SINGAPORE - If you are planning to have sex with a prostitute, you may want to take one more step before you do so - ask for her identity card to check her identity and age.
If there's even the slightest doubt, it is better not to indulge, lawyers said.
With more than 100 men charged and some jailed for having sex with underage prostitutes, the cases should serve as reminders to others to be careful when they seek illicit sex.
While prostitution is not illegal in Singapore, a 2008 amendment made having commercial sex with a minor below the age of 18 an offence that carries a jail term of up to seven years, a fine or both.
Then Senior Minister of State for Law and Home Affairs, Associate Professor Ho Peng Kee, had told Parliament then that young people, because they were immature and vulnerable, could be exploited and should be protected from providing sexual services.
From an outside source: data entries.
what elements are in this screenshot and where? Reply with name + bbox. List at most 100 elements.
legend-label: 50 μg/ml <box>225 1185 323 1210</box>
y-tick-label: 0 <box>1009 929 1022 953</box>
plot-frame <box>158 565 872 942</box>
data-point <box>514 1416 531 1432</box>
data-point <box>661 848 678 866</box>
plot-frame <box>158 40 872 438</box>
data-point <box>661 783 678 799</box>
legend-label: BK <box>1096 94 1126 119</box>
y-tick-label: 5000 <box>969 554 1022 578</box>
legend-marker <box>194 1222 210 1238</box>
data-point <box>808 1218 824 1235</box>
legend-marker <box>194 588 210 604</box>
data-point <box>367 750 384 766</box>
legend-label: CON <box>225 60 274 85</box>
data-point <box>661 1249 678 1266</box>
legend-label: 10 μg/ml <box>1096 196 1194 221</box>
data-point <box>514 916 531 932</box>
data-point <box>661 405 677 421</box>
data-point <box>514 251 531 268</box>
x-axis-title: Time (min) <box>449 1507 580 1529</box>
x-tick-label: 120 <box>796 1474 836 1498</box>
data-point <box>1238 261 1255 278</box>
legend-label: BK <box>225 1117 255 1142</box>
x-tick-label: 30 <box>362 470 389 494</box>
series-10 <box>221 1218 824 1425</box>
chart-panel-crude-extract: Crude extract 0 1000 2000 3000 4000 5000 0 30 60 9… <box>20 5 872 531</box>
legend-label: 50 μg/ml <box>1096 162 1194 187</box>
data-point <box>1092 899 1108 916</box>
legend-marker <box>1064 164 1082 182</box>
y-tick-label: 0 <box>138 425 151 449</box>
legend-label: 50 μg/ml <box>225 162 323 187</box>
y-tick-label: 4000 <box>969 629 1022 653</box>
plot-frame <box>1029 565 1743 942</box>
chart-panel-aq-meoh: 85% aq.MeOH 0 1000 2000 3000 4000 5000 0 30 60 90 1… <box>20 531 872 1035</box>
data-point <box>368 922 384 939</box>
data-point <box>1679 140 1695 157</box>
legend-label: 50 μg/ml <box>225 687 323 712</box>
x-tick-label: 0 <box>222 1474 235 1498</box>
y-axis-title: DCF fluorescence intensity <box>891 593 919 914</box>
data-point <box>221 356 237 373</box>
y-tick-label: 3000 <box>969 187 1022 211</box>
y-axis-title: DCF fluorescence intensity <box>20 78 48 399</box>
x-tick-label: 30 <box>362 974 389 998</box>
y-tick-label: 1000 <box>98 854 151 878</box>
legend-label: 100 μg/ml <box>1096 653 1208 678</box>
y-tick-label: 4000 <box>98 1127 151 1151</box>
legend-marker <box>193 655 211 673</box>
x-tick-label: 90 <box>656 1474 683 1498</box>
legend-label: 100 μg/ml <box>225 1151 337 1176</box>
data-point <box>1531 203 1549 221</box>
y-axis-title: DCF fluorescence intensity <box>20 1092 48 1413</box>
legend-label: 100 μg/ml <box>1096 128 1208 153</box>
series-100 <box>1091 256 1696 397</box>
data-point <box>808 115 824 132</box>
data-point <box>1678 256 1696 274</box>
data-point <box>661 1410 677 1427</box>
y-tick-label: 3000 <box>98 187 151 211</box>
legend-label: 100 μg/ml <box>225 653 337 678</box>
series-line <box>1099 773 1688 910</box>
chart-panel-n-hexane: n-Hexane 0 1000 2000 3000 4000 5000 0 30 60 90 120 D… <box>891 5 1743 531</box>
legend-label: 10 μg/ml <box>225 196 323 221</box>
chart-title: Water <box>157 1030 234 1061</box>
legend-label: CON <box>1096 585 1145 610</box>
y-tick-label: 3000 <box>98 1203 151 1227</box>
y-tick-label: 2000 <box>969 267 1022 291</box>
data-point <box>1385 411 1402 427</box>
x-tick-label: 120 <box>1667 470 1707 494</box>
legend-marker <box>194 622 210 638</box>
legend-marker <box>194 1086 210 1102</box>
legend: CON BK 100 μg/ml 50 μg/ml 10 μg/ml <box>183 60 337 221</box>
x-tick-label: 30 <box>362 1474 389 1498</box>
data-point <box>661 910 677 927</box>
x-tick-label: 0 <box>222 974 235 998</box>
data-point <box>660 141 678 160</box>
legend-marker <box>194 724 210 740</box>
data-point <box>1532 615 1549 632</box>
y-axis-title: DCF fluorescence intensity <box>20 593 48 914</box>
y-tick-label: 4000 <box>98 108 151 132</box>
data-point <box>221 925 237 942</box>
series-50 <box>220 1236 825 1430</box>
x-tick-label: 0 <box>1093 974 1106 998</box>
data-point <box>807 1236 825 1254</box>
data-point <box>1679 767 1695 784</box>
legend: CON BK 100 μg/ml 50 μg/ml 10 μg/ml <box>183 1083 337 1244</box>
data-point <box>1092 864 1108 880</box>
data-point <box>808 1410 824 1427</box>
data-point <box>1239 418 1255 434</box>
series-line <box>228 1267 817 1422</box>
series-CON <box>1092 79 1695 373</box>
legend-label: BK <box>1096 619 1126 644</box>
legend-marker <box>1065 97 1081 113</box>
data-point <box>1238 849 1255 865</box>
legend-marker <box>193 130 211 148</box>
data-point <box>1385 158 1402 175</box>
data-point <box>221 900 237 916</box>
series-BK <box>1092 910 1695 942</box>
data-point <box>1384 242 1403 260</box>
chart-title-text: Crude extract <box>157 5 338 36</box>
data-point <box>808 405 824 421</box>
Has the law been effective so far?
Mr Alfred Dodwell, a lawyer of 17 years, said that media publicity over the underage sex cases would have created awareness among the public.
He said: "A lot of people who were caught were ignorant and many did not know the girl was underage because the pimp said she was of age.
"But now, (with the publicity) people have no excuse. Now, they can't say they are ignorant of the law."
Mr Dodwell, who is representing a client with a similar offence, said the onus is on the clients to ensure they have not been deceived.
He said: "Even though you have been deceived, you are still liable. She's a young girl - you cannot say that she has deceived you because you are the older man."
The law was passed then to protect women and to deter human trafficking.
Chairman of the Government Parliamentary Committee for Law and Home Affairs Hri Kumar Nair said the issue of sex with underage prostitutes was a concern that needed to be addressed with a multi-pronged approach.
He said: "By making underage prostitution illegal, we target the market.
"If the law deters people from paying for sex with underage prostitutes, there will be less incentive for pimps and traffickers to force or entice young girls into the trade."
But despite the law, some men are still seeking to have paid sex with underage girls.
Lawyer Charan Singh said: "There are the rare few who do it without worrying about the consequences. So they have to face the music when they are prosecuted."
But Mr John Vasavan, a relationship counsellor for almost 30 years, thinks that it is not easy to control human trafficking unless someone reports the consenting parties.
And the very medium - the Internet - which made prostitution easier with the mushrooming of online vice rings, is also its bane.
Mr Vasavan said: "When they go online, they can get too popular and get found out. But otherwise, they will continue."
He also warned that the law has bite even if a Singaporean man pays for sex with an underage girl outside of the country.
"If I go to Thailand and have sex with a 13-year-old girl, I can still be charged in a court here," he said, noting that many men go out of country to have sex and would usually seek younger girls.
Just last week, heartbreaking and horrendous details of how a 17-year-old Chinese girl was forced into prostitution were revealed.
She was tricked, drugged, raped, turned into a sex slave and then forced to prostitute herself here by a pimp.
While she has been forced to sell herself, there are also local girls who have done it for extra pocket money.
One case in mind is the girl in the centre of the high-profile online vice ring, where 51 men have been hauled to court for paid sex with the 17-year-old.
This raises the question: Should there be a different set of laws for those who are forced into prostitution and those who do it knowingly?
Experts we spoke to resoundingly said no.
Ms Gloria James of law firm Gloria James-Civetta & Co said: "They should be charged as they are fully aware of what they are getting into.
"It is rarely or hardly heard of for a girl to be raped in Singapore and forced into prostitution.
"Most of the time, the girls know what they are getting into, and for the majority, it is the lure of easy money."
Criminal lawyer Edmond Pereira, who is representing an accused in the high-profile online vice ring, said that sometimes, the girls exploit the law and thus, their identity should not be concealed.
He said: "They take advantage of the issue and they lie, such as giving the wrong passport."
But the crux of this whole issue is the demand.
Said Dr Carol Balhetchet, director of the Singapore Children's Society's Youth Service Centre: "It has nothing to do with the act. The devil is in the handful of men who still find ways to deviate from the law."
Mr Pereira agreed: "The law should go hard on these people who solicit for young girls. They are like paedophiles."